Forse era prevedibile, anche se speravamo di non avere ragione su questo, ma con l’allentamento delle restrizioni e l’addio definitivo a molte norme anti contagio (qui gli ultimi aggiornamenti), la curva dei contagi è tornata a salire di nuovo, registrando un notevole aumento dei casi. Siamo di nuovo a quel punto in cui, chiunque, in questo momento, conosce una persona positiva al Covid.
Intanto, mentre i numeri crescono, dalla comunità scientifica non arrivano notizie rassicuranti, purtroppo. In Thailandia, infatti, è stato confermato il primo caso di trasmissione da animale a uomo. Ma cosa vuol dire questo? Cosa sappiamo? Dobbiamo preoccuparci del fatto che forse, ancora una volta, il virus sta mutando di nuovo?
Perché stanno di nuovo aumentando i casi Covid in Italia
La forza trainante dietro l’improvviso aumento delle infezioni Covid è da ricercare nelle forme mutate del virus, tecnicamente sottovarianti di Omicron (qui come si manifestano e i sintomi più comuni). A due anni e mezzo dall’inizio della pandemia, siamo tornati ad affrontare nuove mutazioni: l’Omicron originale aveva un’impressionante capacità di diffondersi e superare le difese immunitarie che l’organismo umano aveva sviluppato nei mesi precedenti, sviluppandosi in altre forme. Il risultato è che ora stiamo entrando in un’altra fase della pandemia, probabilmente la nostra terza ondata di Omicron dell’anno, ed è solo luglio.
La buona notizia è che il sistema sanitario nazionale riesce ancora a gestire la situazione. La cattiva è che le varianti non devono essere più aggressive per avere un impatto su di esso: devono solo infettare un numero sufficiente di persone e scatenare quel meccanismo a catena che porta nuovamente a far crescere il numero di infetti che hanno bisogno di assistenza per mettere di nuovo in crisi gli ospedali.
Il Covid sta mutando ancora? Cosa sappiamo del primo contagio tra animale e uomo confermato in Thailandia
Non ci sono ancora prove inconfutabili in grado di dimostrare che le nuove varianti Covid siano più o meno pericolose delle forme originali del virus, ma non possiamo affermare il contrario.
Intanto, come accennato già sopra, continuano ad aumentare i positivi e, per la prima volta, uno strano contagio tra animale e uomo è stato confermato in Thailandia. Un team di ricercatori ha segnalato infatti un caso di trasmissione Covid da gatto a uomo. Gli scienziato dicono che i risultati sono convincenti.
Diverse ricerche iniziate all’inizio della pandemia avevano scoperto che i gatti erano in grado di diffondere particelle di virus infettive, contagiando così altri felini.
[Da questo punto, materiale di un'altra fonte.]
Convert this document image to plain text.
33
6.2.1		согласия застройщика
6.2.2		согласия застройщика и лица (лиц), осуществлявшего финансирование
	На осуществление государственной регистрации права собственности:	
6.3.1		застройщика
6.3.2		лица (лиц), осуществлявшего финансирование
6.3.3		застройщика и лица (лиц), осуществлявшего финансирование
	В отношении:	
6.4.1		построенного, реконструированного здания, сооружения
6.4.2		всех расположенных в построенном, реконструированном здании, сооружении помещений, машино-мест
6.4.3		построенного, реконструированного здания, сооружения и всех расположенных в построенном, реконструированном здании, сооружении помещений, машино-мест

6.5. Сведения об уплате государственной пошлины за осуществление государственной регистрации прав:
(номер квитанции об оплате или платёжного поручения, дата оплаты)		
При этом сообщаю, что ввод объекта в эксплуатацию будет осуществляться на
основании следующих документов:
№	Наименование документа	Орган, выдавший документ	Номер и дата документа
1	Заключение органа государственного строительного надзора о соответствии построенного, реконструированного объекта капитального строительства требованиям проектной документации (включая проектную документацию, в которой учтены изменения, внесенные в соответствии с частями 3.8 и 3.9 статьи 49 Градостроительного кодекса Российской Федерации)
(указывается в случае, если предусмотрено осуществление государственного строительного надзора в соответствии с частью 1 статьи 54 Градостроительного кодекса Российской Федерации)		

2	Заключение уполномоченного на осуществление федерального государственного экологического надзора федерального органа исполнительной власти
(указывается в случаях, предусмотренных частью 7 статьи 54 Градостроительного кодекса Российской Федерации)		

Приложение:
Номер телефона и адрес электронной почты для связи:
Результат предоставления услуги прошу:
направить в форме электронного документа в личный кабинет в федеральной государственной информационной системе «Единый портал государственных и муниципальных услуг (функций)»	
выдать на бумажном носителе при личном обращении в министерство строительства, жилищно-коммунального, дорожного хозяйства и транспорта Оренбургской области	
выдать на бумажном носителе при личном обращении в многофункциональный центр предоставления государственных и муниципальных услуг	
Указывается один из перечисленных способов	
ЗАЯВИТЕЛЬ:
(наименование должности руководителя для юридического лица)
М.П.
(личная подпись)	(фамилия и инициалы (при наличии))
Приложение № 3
Non a caso, nel corso della pandemia, i paesi hanno segnalato infezioni da SARS-CoV-2 in dozzine di gatti domestici. Ma stabilire la direzione della diffusione virale – da gatto a persona o da persona a gatto – è stato fino ad ora complicato.
Lo studio thailandese, pubblicato su Emerging Infectious Diseases (qui il documento integrale) riporta però la prima prova solida di un gatto domestico che ha infettato una persona con SARS-CoV-2, spingendo così gli esperti ad aggiungere i felini all’elenco degli animali che possono trasmettere il virus alle persone.
E pensare che la scoperta è avvenuta per caso.
Come ha raccontato il coautore Sarunyou Chusri, ricercatore di malattie infettive e medico presso la Prince of Songkla University di Hat Yai, nel sud della Thailandia: ad agosto del 2021 un padre e un figlio risultati positivi al Covid sono stati trasferiti in un reparto di isolamento dell’ospedale dell’università. Anche il loro gatto di dieci anni è stato sottoposto a tampone ed è risultato positivo. Durante il tampone, il gatto ha starnutito di fronte a un veterinario, che indossava una maschera e guanti ma non una protezione per gli occhi. Tre giorni dopo, il veterinario ha sviluppato febbre, raffreddore e tosse e in seguito è risultato positivo, ma nessuno dei suoi contatti stretti lo era. Da qui l’ipotesi che ad infettarlo fosse stato il gatto visitato.
L’analisi genetica ha poi confermato che il dottore era stato infettato dalla stessa variante del gatto e dei suoi proprietari e che le sequenze genomiche virali erano identiche.